Newly-introduced legislation would permanently allow Pennsylvania bars and restaurants to sell cocktails to go.

For the first year of the pandemic, to-go cocktails in Pennsylvania were part of the “new normal,” as lawmakers temporarily legalized the sale of takeaway mixed drinks to give financially battered bars and restaurants a much-needed source of revenue.

The Pennsylvania Liquor Control Board ended the sale of to-go cocktails in June 2021. But with four neighboring states (New Jersey, Delaware, West Virginia, and Ohio) making the sale of to-go cocktails permanent, and New York Gov. Kathy Hochul urging her state legislature to do the same, two lawmakers are looking to bring back the sale of takeaway margaritas and martinis for good in the commonwealth.

State Sens.
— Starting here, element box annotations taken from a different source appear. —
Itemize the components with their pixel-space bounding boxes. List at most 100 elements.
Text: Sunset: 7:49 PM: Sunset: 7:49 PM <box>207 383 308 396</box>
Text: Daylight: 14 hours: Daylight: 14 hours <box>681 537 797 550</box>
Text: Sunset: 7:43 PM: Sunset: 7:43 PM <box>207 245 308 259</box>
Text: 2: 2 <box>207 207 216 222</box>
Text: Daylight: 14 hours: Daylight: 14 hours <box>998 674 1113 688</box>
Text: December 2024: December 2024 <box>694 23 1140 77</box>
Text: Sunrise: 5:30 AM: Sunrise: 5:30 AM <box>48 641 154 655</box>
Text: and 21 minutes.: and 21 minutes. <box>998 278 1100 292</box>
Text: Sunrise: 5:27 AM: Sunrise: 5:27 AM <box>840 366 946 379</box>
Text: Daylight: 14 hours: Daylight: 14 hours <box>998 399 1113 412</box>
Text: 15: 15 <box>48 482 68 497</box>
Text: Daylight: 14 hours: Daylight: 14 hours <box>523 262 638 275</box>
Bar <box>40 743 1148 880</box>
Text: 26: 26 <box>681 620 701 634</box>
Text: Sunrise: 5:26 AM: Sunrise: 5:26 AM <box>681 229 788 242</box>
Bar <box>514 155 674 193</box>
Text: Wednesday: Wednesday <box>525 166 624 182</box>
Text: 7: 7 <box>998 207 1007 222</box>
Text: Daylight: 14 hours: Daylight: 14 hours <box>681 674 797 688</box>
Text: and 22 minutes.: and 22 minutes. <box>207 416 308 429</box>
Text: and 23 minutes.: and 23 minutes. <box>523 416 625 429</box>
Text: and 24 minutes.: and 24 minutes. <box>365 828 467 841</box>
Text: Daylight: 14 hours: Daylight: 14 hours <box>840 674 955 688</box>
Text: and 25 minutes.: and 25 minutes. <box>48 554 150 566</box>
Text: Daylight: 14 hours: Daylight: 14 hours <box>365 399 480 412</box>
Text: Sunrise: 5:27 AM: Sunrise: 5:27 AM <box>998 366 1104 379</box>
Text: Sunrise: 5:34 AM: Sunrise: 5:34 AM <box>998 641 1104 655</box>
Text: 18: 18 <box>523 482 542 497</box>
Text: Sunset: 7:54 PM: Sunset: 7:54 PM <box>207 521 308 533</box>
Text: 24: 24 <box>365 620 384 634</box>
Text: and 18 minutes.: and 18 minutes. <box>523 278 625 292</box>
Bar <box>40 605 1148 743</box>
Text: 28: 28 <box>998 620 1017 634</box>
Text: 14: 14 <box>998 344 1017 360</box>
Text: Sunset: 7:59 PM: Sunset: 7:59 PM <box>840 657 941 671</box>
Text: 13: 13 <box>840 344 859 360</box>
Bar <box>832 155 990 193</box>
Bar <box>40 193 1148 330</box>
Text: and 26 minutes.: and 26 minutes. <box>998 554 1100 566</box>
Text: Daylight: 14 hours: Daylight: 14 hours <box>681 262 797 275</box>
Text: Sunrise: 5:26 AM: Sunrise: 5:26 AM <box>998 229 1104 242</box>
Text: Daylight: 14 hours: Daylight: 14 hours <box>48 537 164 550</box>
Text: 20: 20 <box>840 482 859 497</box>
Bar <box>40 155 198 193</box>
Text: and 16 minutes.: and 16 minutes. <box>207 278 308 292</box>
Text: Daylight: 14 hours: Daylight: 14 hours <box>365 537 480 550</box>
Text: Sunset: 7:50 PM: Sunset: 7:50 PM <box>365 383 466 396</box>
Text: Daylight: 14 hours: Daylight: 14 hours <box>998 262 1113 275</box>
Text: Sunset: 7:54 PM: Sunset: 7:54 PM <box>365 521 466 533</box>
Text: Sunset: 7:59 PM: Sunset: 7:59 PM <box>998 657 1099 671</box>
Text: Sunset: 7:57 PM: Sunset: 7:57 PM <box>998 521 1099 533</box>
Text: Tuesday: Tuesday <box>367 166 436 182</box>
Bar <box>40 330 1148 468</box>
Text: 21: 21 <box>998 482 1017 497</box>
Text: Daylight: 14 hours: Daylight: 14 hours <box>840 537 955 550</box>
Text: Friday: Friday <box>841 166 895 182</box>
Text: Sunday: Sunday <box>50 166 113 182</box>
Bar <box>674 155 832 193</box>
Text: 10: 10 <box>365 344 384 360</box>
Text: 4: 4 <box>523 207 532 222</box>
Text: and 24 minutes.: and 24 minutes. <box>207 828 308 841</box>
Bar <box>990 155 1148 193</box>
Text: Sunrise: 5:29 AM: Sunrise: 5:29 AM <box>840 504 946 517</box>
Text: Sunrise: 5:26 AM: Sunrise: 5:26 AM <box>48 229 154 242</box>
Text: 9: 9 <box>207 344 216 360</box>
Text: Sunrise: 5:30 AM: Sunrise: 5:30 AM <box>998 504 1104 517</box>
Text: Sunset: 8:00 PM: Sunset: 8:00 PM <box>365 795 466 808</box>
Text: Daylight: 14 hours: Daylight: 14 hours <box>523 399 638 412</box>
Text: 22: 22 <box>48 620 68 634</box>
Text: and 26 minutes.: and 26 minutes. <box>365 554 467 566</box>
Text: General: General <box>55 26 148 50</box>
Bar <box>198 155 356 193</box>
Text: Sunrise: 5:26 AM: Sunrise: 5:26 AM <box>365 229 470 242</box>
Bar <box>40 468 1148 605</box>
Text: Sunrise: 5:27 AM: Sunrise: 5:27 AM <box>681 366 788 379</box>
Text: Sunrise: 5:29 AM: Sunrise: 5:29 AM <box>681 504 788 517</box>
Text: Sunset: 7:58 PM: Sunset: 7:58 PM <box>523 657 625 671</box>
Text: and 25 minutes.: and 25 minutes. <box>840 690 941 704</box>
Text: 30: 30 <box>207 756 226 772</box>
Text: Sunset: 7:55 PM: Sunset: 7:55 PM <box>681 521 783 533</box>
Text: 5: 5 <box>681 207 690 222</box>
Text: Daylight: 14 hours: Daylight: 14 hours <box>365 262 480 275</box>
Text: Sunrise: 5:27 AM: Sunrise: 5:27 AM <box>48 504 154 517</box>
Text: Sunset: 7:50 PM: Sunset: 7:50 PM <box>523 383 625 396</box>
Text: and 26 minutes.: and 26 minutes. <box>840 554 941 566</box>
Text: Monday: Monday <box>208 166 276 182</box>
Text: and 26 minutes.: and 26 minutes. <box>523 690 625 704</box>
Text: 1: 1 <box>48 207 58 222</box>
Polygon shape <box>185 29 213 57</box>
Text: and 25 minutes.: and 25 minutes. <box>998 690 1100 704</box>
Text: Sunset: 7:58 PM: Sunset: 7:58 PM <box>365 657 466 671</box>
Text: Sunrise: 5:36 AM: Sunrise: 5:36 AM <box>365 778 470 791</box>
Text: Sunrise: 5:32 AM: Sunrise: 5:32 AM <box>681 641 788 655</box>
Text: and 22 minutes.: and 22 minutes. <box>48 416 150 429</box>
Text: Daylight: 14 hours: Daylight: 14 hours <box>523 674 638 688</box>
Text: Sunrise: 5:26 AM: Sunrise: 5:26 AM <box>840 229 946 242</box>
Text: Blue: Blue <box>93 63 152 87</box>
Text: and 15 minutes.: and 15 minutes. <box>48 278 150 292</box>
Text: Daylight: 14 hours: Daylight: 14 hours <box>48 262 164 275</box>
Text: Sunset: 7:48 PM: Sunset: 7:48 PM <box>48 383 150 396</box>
Dan Laughlin (R-Erie) and John Yudichak (I-Luzerne) last week introduced Senate Bill 1138, which would permanently allow Pennsylvania bars and restaurants to sell cocktails to go.

In a memo announcing the bill, Laughlin pointed to an urgent need for the legislation with Pennsylvania’s bars and restaurants still digging out from pandemic-induced financial hardships and some facing the possibility of shutting down. 

“During a recent hearing conducted by the Senate Community, Economic & Recreational Development Committee, statewide business advocates and entrepreneurs told lawmakers that recovery has not started for many small businesses,” Laughlin said. “We need to continue supporting our businesses in Pennsylvania, giving them additional options to help them recover and avoid permanent closure. This legislation will do that.” 

According to the Distilled Spirits Council of the United States, Pennsylvania was one of 33 states to adopt alcohol-to-go programs in the early days of the pandemic. In total, 16 of those states made their programs permanent, while another 15 (including neighboring Maryland) have provided extended approval to their programs.

The bill has been referred to the Senate Law and Justice Committee.